# RDD API

In this notebook you will solve one problem using RDD API.

In [44]:
import pyspark
from pyspark.sql import SparkSession
from pyspark.sql.functions import col, desc

from pyspark.sql import Window

from pyspark.sql.types import StructField, LongType, StructType

import os

In [45]:
spark = (
    SparkSession
    .builder
    .appName('RDD API')
    .getOrCreate()
)

In [46]:
base_path = os.getcwd()

project_path = ('/').join(base_path.split('/')[0:-3]) 

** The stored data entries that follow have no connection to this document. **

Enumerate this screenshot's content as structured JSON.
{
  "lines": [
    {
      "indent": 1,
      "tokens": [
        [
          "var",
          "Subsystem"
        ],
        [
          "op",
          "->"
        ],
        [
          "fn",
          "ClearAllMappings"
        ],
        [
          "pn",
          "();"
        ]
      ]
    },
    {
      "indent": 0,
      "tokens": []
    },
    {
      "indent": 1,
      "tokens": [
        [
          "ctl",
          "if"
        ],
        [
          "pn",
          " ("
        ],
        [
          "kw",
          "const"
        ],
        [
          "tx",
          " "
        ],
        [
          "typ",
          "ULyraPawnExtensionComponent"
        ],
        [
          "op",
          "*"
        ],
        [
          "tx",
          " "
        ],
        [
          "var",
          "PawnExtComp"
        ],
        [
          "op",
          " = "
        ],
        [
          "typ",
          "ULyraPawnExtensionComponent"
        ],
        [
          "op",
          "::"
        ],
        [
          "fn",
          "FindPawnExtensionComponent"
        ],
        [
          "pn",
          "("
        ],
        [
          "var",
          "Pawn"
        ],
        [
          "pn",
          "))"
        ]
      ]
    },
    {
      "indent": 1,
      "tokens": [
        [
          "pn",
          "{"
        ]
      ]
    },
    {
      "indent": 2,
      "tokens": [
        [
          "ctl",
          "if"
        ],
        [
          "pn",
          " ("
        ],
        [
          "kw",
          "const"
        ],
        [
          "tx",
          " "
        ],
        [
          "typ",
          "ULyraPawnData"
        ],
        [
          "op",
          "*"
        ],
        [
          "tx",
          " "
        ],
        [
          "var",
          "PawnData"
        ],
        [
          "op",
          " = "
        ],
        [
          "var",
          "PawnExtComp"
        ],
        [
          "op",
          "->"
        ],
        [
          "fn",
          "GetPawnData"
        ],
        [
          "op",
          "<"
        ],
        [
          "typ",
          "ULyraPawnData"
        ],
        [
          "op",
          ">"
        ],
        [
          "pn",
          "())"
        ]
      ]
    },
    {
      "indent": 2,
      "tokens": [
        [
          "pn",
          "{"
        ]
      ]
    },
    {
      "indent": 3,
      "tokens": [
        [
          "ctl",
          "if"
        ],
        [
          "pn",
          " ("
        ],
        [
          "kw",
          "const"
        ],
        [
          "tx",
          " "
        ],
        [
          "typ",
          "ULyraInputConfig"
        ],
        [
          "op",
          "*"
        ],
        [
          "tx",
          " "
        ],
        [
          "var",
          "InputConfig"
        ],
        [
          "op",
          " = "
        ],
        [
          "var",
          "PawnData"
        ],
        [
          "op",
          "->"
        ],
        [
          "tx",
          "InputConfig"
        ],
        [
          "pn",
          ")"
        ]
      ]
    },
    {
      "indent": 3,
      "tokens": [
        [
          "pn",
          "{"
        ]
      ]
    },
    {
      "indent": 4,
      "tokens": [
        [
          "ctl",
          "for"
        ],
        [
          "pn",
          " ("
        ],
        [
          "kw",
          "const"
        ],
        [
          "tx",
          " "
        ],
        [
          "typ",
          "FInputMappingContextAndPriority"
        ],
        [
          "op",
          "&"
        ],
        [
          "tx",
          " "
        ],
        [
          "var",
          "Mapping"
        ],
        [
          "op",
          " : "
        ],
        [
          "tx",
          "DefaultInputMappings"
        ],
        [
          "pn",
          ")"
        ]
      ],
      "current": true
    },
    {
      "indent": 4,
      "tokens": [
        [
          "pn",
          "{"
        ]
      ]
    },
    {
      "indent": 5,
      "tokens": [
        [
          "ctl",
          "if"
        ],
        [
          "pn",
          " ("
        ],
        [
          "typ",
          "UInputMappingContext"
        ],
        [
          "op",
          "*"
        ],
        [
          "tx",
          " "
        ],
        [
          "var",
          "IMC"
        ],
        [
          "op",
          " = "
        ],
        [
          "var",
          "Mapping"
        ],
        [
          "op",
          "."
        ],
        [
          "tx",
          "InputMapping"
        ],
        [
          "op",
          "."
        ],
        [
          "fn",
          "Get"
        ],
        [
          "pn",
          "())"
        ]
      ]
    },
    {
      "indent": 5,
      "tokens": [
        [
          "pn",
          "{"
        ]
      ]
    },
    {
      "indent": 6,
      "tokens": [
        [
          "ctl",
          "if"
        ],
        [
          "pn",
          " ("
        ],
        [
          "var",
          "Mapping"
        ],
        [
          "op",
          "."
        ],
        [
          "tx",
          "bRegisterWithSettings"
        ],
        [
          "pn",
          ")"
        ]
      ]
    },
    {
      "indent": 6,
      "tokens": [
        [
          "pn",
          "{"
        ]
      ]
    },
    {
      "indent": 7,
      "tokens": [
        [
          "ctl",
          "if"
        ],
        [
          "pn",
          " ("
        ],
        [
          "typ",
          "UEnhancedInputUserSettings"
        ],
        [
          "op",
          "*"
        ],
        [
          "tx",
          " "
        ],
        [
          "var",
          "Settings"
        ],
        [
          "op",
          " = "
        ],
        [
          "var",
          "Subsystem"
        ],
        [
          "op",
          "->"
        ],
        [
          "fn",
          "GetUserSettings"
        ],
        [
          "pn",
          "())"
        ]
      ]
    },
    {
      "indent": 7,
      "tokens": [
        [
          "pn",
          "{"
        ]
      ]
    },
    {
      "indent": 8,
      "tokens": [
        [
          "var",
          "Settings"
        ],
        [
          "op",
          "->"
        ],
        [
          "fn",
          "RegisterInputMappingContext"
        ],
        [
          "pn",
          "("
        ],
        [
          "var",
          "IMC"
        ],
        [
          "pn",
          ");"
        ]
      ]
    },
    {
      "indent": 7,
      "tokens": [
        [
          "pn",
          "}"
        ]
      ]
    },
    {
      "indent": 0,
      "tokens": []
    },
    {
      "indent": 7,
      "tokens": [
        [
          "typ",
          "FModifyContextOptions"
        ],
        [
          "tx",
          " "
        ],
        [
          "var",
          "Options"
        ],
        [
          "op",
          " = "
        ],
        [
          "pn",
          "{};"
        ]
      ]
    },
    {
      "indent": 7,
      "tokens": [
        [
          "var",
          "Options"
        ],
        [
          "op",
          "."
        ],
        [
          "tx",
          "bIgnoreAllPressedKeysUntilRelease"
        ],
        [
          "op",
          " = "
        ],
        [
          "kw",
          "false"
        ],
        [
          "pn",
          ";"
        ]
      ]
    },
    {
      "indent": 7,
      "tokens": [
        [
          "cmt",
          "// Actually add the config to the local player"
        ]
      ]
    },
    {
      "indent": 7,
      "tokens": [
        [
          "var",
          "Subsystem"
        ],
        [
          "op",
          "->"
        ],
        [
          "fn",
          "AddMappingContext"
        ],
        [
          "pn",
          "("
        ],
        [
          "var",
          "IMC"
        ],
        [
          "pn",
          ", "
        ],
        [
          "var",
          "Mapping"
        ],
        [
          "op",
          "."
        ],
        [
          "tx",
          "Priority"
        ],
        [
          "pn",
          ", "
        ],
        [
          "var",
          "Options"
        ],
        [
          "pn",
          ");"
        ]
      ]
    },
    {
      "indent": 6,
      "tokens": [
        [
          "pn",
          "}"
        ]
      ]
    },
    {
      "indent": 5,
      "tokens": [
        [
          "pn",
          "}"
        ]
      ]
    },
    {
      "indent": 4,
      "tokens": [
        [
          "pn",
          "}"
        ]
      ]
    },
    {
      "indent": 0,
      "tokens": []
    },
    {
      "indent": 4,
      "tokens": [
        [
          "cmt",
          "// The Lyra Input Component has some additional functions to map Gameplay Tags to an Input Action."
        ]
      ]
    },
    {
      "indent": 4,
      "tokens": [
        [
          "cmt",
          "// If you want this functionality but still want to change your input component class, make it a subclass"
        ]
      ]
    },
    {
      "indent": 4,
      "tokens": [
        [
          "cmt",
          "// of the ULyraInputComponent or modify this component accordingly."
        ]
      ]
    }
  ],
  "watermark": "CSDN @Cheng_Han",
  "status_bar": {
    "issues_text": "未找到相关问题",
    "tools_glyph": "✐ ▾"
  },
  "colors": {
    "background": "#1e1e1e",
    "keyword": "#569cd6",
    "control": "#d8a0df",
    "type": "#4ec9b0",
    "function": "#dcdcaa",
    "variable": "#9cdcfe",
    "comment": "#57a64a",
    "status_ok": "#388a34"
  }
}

users_input_path = os.path.join(project_path, 'data/users')

In [47]:
usersDF = (
    spark
    .read
    .option('path', users_input_path)
    .load()
)

# Task

Convert usersDF to RDD and then compute percentile for each user depending on the value of reputation. The user with highest reputation should have percentile 100. Convert the result back to DataFrame. If the value of reputation is the same, determine the order by the value of user_id.

Hint:
* first sort the DataFrame by reputation and user_id
* then convert it to rdd
* then use zipWithIndex transformation which gives you the access to the global index of each record
 * after zipWithIndex you can call lambda function
 * note that the index starts from 0
* add the index as a value to each record
* convert to DataFrame using spark.createDataFrame
* divide the index by total count and multiply by 100 to get the percentile

In [48]:
total_users = usersDF.count()

In [49]:
my_schema = StructType(
  [
    StructField('user_id', LongType()),
    StructField('reputation', LongType()),
    StructField('index', LongType())
  ]
)

In [50]:
indexedRDD = (
    usersDF
    .select('user_id', 'reputation')
    .orderBy('reputation', 'user_id')
    .rdd
    .zipWithIndex()
    .map(lambda x: (x[0]['user_id'], x[0]['reputation'], x[1] + 1))
)

In [51]:
result = spark.createDataFrame(indexedRDD, my_schema)

In [52]:
(
    result
    .withColumn('percentile', (col('index') / (total_users)) * 100)
    .orderBy(desc('reputation'))
).show(n=5)

+-------+----------+------+-----------------+
|user_id|reputation| index|       percentile|
+-------+----------+------+-----------------+
|   1325|    268228|153439|            100.0|
|   1492|    154965|153438|99.99934827521034|
|   1236|    152163|153437|99.99869655042069|
|  26969|    105646|153436|99.99804482563103|
|   2451|    100020|153435|99.99739310084138|
+-------+----------+------+-----------------+
only showing top 5 rows



In [54]:
spark.stop()